Los hechizos se encontraron solos dentro de su Octavo.

Solos si no contamos al Equipaje, claro.

Lo miraron, no con ojos, sino con conciencias tan viejas como el mismísimo Disco.

—Y tú también te puedes ir a hacer gárgaras —le dijeron.

* * *

— …Mal.

Rincewind supo que era él mismo quien hablaba, reconocía la voz. Por un momento se sintió como si mirase a través de sus propios ojos, pero no de la manera normal, sino como un espía que atisbase por agujeros practicados en el rostro de un retrato. Luego, regresó.

—¿Eztáz bien, Dincewind? —preguntó Cohen—. Padecíaz un poco ido.

—Parecías un poco blanco —asintió Bethan—. Como si alguien hubiera caminado sobre tu tumba.

—Uh… sí, probablemente fui yo mismo —respondió.

Alzó la mano y se contó los dedos. Parecía tener el número acostumbrado.

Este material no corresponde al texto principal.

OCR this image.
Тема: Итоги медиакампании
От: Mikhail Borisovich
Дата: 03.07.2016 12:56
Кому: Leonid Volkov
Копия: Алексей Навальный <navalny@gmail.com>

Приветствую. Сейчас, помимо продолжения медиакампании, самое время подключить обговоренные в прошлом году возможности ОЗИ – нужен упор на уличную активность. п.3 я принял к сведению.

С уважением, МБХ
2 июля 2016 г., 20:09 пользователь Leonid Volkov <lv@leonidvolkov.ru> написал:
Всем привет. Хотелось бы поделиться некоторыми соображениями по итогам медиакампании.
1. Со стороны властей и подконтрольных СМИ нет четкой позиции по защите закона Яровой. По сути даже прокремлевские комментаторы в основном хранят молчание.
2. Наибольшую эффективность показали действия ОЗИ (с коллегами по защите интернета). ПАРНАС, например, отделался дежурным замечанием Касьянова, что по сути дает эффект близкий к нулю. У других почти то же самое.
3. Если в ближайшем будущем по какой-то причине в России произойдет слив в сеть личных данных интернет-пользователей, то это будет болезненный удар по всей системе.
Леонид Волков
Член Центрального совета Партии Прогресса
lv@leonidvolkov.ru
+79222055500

—Ehhh… ¿me he movido de aquí?

—No, sólo mirabas el fuego como si hubieras visto un fantasma —le explicó Bethan.

Se oyó un gemido tras ellos. Dosflores se había incorporado, y se sostenía la cabeza con las manos.

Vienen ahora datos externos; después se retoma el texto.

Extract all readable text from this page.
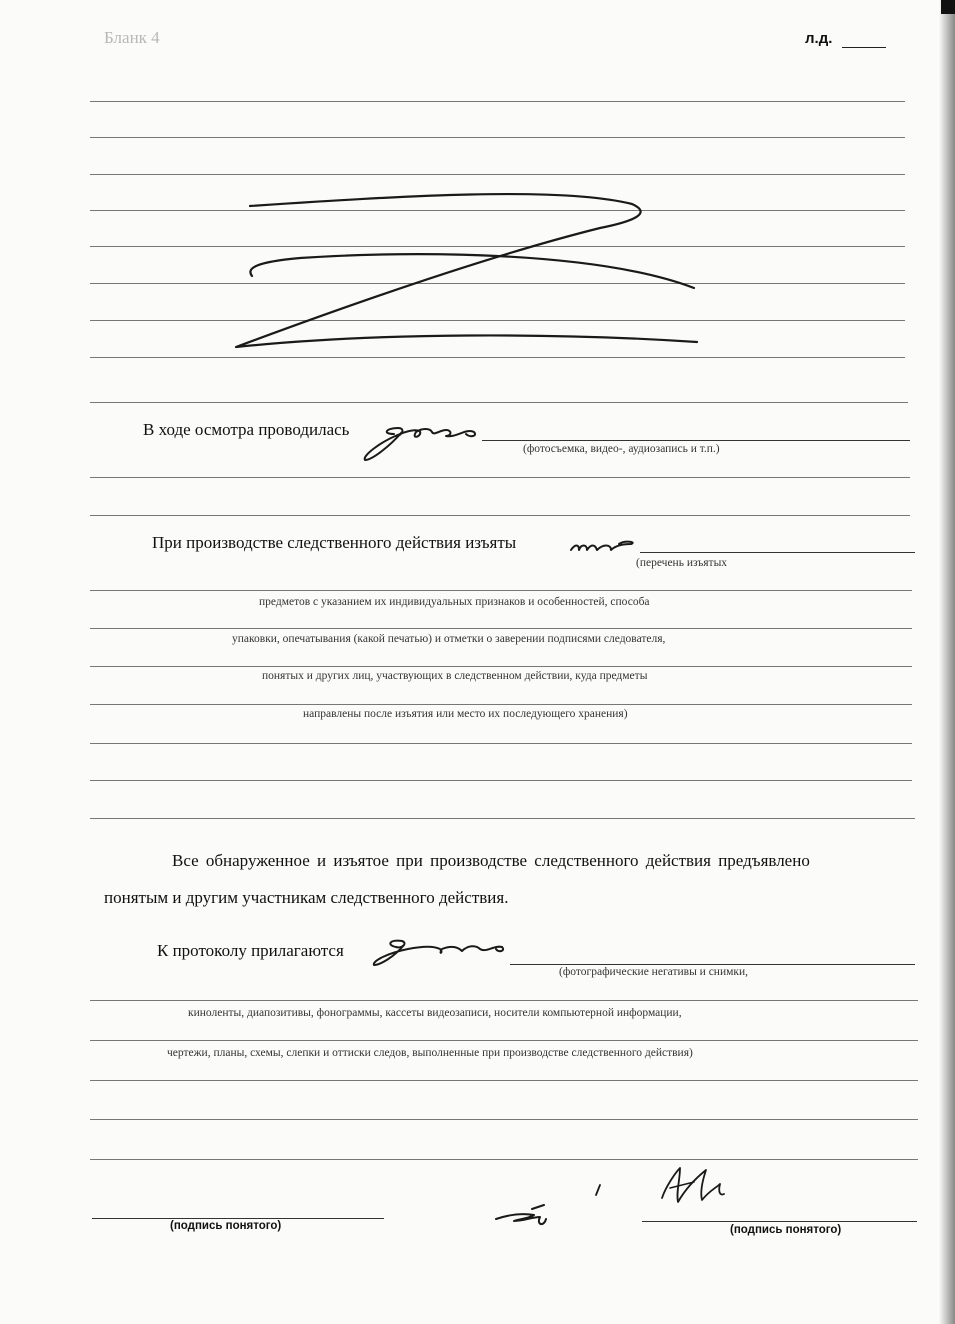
Бланк 4	л.д.
В ходе осмотра проводилась
(фотосъемка, видео-, аудиозапись и т.п.)
При производстве следственного действия изъяты
(перечень изъятых
предметов с указанием их индивидуальных признаков и особенностей, способа
упаковки, опечатывания (какой печатью) и отметки о заверении подписями следователя,
понятых и других лиц, участвующих в следственном действии, куда предметы
направлены после изъятия или место их последующего хранения)
Все обнаруженное и изъятое при производстве следственного действия предъявлено
понятым и другим участникам следственного действия.
К протоколу прилагаются
(фотографические негативы и снимки,
киноленты, диапозитивы, фонограммы, кассеты видеозаписи, носители компьютерной информации,
чертежи, планы, схемы, слепки и оттиски следов, выполненные при производстве следственного действия)
(подпись понятого)	(подпись понятого)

Con un esfuerzo, consiguió mirarlos. Sus labios se movieron sin emitir ningún sonido.

—Ha sido un sueño… muy extraño —dijo—. ¿Qué lugar es éste? ¿Por qué estoy aquí?

—Bueno —le explicó Cohen—, algunoz pienzan que el Cdeadod del univedzo tomó un puñado de adcilla y…

—No, quiero decir «aquí» —insistió Dosflores—. ¿Eres tú, Rincewind?

—Sí —replicó el aludido, concediéndose el beneficio de la duda.

—Había… un reloj que… y esa gente tan… —siguió Dosflores. Sacudió la cabeza—. ¿Por qué huele todo a caballos?

—Has estado enfermo —le dijo Rincewind—. Tenías alucinaciones.

—Si… supongo que sí. —Dosflores bajó la vista para mirarse el pecho—. Pero, en ese caso, ¿por qué tengo…?

Rincewind se puso en pie de un salto.

—Perdonad, esto está muy cerrado, salgo a respirar un poco de aire fresco —dijo.

Cogió la caja de imágenes que colgaba del cuello del turista y se dirigió hacia la salida de la tienda.

—Cuando le trajimos, no llevaba eso —señaló Bethan.

Cohen se encogió de hombros.

Rincewind consiguió alejarse unos metros de la yurta antes de que la ranura de la caja empezara a tintinear. Muy despacio, surgió la última imagen que el duende había captado.

Rincewind se apoderó de ella.

Lo que aparecía dibujado habría sido espantoso incluso a plena luz del día. Al resplandor gélido de las estrellas, teñido de rojo por los fuegos del maligno astro nuevo, resultaba mucho peor.

—No —dijo Rincewind con voz suave—, no era así. Había una casa, y una chica, y…

—Tú ves lo que ves y yo pinto lo que veo —le replicó el duende desde su ventanuco—. Lo que yo veo es real. Me criaron para eso. Sólo veo lo que hay.

Una forma oscura trotó por la capa de nieve en dirección a Rincewind. Era el Equipaje. Rincewind, que por regla general lo detestaba y no le tenía la menor confianza, sintió de repente que era la cosa más tranquilizadoramente normal que había visto en su vida.

—Vaya, así que lograste salir de allí —dijo.

El Equipaje chasqueó la tapa.

—De acuerdo, pero… ¿qué viste? —preguntó el mago—. ¿Miraste hacia atrás?

El Equipaje no dijo nada. Por un momento, guardaron silencio, como dos guerreros que hubieran escapado de una carnicería y se hubieran detenido para recuperar el aliento y la cordura.

Rincewind rompió el silencio.

—Vamos, hay un fuego ahí dentro.

Se inclinó para palmear la tapa del Equipaje. Éste le lanzó un mordisco de irritación que casi le atrapa los dedos. La vida volvía a la normalidad.